Tim resta encore quelques instants les yeux levés vers le ciel, puis il balaya l’orée de la sapinière du regard. C’est alors qu’il le vit. Le dix-cors sortait de la forêt, d’un pas hésitant, s’aventurant dans l’espace vide, exposé. Que faisait-il si haut, sur le territoire des mouflons et des chamois ? Tim braqua ses jumelles dans la direction du cerf. C’était un élaphe d’un âge certain, à en juger par l’ampleur qu’avaient prise ses bois. Efflanqué par l’hiver, mais conservant la majesté de sa race, échine et poitrail orgueilleux, le grand herbivore avançait prudemment, s’arrêtant à chaque instant, avec cet air inquiet et cette impression de tristesse que donne parfois le motif brun presque noir qu’il a autour des yeux – on aurait juré qu’il était sur le point de pleurer. Sa bouche, légèrement entrouverte, exhalait une haleine glacé.

L’animal se dirigea vers un jeune épicéa, qui poussait au-delà de la forêt, et dont il allait probablement arracher des bouts d’écorce, précieux menu pour tenir jusqu’au printemps. Tim apprécia la légèreté de ses pas, sur la neige fraîche, en dépit de sa masse, de sa taille… exceptionnelle, cette taille, vraiment. Presque celle d’un élan.

Soudain il fut pris d’un doute.

Ce cervidé, aux mensurations trop impressionnantes pour être européen, était un wapiti ; sans doute un wapiti de Manitoba. Donc un mammifère d’Amérique du Nord qui n’avait rien à faire ici.

Tim sourit, agacé en même temps. À proximité de l’Institut, même dans ses randonnées solitaires, il n’était jamais sûr d’être seul. Si ça se trouve, le gypaète ou l’aigle étaient aussi des anthropes… Non.
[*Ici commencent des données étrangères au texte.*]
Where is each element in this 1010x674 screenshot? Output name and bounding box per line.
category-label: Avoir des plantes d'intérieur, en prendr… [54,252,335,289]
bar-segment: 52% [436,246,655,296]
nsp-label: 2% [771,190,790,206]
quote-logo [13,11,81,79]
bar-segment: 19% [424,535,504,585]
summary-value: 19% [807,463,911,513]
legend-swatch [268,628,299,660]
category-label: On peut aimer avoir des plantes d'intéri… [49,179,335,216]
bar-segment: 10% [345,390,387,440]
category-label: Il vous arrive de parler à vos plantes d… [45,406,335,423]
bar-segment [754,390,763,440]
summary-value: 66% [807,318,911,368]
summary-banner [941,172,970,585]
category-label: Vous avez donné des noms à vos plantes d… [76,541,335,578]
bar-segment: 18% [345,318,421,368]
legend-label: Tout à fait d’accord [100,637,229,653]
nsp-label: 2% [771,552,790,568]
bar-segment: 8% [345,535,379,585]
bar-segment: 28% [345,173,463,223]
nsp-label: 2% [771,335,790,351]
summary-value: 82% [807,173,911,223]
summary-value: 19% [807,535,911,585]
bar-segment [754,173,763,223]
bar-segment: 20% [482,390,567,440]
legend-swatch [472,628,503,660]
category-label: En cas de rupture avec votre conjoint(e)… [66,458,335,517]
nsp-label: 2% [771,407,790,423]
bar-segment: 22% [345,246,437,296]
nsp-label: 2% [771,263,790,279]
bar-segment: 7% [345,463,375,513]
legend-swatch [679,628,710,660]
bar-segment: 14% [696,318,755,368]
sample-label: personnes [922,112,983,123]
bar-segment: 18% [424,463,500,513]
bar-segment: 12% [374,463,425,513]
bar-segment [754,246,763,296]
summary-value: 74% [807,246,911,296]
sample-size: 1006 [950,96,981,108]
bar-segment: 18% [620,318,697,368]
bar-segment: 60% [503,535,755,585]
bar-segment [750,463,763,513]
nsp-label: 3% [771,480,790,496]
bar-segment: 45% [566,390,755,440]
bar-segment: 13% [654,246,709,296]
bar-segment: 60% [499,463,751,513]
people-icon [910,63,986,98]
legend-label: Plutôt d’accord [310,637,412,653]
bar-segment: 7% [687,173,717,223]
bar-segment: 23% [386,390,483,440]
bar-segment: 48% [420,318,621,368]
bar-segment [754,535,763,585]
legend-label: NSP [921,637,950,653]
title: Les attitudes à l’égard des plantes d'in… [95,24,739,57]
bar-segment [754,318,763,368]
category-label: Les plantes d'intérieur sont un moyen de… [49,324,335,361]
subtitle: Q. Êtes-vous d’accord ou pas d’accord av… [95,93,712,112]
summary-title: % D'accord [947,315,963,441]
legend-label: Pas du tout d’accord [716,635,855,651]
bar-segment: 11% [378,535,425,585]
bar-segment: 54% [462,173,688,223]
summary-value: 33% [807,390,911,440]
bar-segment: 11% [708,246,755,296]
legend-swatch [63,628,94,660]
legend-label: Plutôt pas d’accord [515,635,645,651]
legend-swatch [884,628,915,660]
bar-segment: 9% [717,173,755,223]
Il n’avait pas entendu parler d’oiseaux parmi leurs compagnons. Mais que faisait ce cerf américain en dehors des murs du domaine ? S’il ne se trompait pas, quelqu’un avait dû profiter de sa métamorphose, et de la brèche dans le mur, sous le col de Bénand, pour explorer la forêt alentour. Et l’anthrope imprudent sortait maintenant du couvert, un jeu risqué s’il croisait un fou de la gâchette, un braconnier.

Tim essaya de se souvenir si Flora et Shariff lui avaient parlé d’un anthrope wapiti. Comment disait-on cela, en grec ? Élaphanthrope ?

À force de chercher son nom parmi les cerfs qu’il connaissait, une image lui revint : Véronique, la jeune femme-biche assassinée, scalpée sous ses yeux. Il tiqua, un rictus se figea sur son visage. Il se secoua et sortit de son abri de neige sans prendre de précautions. L’élaphe, alerté par ce bruit, tourna la tête vers lui, et, en trois bonds, regagna le couvert de la forêt. Tim allait monter jusqu’au sommet en une heure trente, finalement. Maintenant. En se mettant dans le rouge, comme on s’inflige une punition.